In a tribute to Gene Sarazen, who died last Thursday, Dermot Gilleece recalls these magic moments from an interview with him during a dinner in his honour at The K Club, in July 1993.
I was born Eugenio Saraceni in Harrison, New York and I thought no more about my name until I made a hole-in-one on the public course near where I lived. They gave me the headline in the sports page the next day and when I saw it I said "Oh Geez. That looks like a concert violinist. I need to change that quick."
There was no legal dimension to changing your name 80 years ago. Anyway, Sarazen sounded good - and it can't be found in any telephone book. A lot of fellas change their names. That Mark Calcavecchia, he should change his. But maybe it's too late now.
What the eye sees is important. And the newspapers were very important in my day. Wonderful writers like Bernard Darwin, Paul Gallico, Grantland Rice and Damon Runyon became great friends of mine. Darwin was the best of them. He did some beautiful golf reports.
Among the first of the great players I met was (Harry) Vardon. And I played against him. It happened when I went over (to Britain) in 1923. There were about four or five Americans practising at Troon and they said "C'mon kid, let's go to Lytham and St Annes." But I replied that I had come to win the Open and I was staying in Troon.
So (Walter) Hagen and (Johnny) Farrell and a few others went to Lytham. And when they got there, they started calling me up on the phone and calling me all sorts of names. They got me so mad that when I hung up I said to the hotel porter "How do I get to Lytham and St Annes?" He said I had to take an overnight train to Liverpool and drive from there. So he booked my ticket.
Off I headed for Lytham and St Annes and when I got there I had a shower, practised and was ready for the tournament.
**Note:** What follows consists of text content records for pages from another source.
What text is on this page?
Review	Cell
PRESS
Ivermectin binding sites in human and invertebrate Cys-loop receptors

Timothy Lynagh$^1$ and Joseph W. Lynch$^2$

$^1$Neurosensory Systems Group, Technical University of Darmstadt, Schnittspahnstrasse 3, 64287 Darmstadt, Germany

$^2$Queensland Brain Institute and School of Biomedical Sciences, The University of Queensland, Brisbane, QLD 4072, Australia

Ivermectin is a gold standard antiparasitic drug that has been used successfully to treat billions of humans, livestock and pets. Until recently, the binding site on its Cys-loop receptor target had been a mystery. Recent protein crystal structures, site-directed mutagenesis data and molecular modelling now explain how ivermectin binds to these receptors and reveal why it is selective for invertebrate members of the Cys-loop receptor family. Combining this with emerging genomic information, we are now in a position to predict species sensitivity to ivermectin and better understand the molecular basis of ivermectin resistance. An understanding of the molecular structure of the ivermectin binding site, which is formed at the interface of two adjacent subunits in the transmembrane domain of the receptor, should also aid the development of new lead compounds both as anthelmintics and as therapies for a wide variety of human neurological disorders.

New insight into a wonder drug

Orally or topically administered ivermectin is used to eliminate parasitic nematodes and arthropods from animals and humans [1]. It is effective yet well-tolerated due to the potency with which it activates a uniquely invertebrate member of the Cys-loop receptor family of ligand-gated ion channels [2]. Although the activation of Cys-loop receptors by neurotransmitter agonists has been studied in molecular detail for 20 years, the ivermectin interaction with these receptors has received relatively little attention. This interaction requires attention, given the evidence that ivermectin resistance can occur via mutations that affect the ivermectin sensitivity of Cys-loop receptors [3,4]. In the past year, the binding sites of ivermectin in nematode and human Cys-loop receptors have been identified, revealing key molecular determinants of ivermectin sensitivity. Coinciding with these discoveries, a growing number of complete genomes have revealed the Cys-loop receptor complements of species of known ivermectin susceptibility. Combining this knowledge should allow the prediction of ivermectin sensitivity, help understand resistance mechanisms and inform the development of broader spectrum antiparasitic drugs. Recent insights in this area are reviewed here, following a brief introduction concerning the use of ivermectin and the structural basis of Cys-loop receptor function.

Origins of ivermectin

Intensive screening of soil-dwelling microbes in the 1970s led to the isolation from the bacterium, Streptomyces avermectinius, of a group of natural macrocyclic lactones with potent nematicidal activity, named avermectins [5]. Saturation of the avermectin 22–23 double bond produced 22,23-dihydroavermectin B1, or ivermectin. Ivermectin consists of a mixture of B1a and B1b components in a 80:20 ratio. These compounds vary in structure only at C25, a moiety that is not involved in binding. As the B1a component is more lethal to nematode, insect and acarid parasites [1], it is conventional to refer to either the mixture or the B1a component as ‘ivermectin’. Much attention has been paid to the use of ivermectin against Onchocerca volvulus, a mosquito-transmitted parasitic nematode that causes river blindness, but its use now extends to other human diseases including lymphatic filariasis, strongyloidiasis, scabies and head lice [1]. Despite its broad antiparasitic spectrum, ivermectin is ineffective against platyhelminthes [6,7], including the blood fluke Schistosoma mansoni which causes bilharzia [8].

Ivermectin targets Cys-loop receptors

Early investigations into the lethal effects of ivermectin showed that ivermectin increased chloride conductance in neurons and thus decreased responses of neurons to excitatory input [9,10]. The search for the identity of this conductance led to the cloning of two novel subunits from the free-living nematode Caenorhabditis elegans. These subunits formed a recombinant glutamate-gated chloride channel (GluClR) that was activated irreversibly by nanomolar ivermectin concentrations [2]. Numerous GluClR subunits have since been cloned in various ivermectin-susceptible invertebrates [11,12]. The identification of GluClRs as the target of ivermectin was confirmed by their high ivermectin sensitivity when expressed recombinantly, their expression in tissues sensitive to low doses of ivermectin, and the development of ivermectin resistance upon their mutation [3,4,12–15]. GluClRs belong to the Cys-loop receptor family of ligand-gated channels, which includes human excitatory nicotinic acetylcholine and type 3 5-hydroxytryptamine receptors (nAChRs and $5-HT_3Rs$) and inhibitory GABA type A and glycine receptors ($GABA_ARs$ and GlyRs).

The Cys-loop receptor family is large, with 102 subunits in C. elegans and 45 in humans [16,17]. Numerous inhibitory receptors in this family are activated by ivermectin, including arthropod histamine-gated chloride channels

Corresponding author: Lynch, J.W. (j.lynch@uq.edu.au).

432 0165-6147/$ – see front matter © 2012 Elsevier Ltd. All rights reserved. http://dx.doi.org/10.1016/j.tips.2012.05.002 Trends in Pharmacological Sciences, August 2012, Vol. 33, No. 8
It was the North of England Professional Championship, arranged for the week prior to the Open and when I'm called to the first tee, who am I playing with only Vardon. Geez, I thought, this is really somethin'.
Anyway, Vardon hits a beautiful baffy shot onto the first green (par three), about 10 feet from the hole. It's blowin' hard and I take an iron and I try to steer it on the wind but it never moves and finishes in the bunker. So I says to Vardon: "What sort of winds do you have over here?" And he replies: "The way you hit `em son, they'll never move."
You know, I won that tournament and they were all there. I was the first player ever to come from America and win it. Then I went back to Troon thinking that there was nothing to the Open. But I couldn't understand the R and A putting me, the US Open and USPGA champion, out last on the first day and then first out the next day, when I hit a storm. I started eight, seven for an 85 and failed to qualify. But I vowed I would win it some day, even if I had to swim the Atlantic.
Bobby Jones and me were born two weeks apart; were married the same year and both our wives were named Mary. Later on, when he was confined to a wheelchair and I was doing the commentary for the Shell Wonderful World of Golf shows, I would write him a letter, every show I did. And his wife Mary would say "keep writing, Gene, keep writing."
He was a wonderful, wonderful man. I remember after winning the US Open at Stokie in 1922, I was real proud when I showed him the trophy. "What do you think of it?" I asked. "Well, you won it," he replied. Then he came back and won it for the first time a year later.
Hagen had a different way about him. When he saw the trophy he offered to play me for it. I remember another time when I beat him in the USPGA in 1923 at Pelham, he claimed that my ball had gone through the window of a nearby house and that an Italian, who was eating spaghetti, threw it out.
Then there was this hillbilly by the name of (Sam) Snead from Virginia. I thought he was a helluva player. So I told Tom Wilson (president of the equipment company) that he was the best player I'd ever seen and that from the cut of him, he'd take anything we had to offer.
Later on, I discovered that Snead could tell the dirtiest stories you ever heard. When we were eating together at Augusta National this year (1993), I told (Jack) Stephens (the club chairman), not to let Snead tell more than one story or I'd lose my dinner.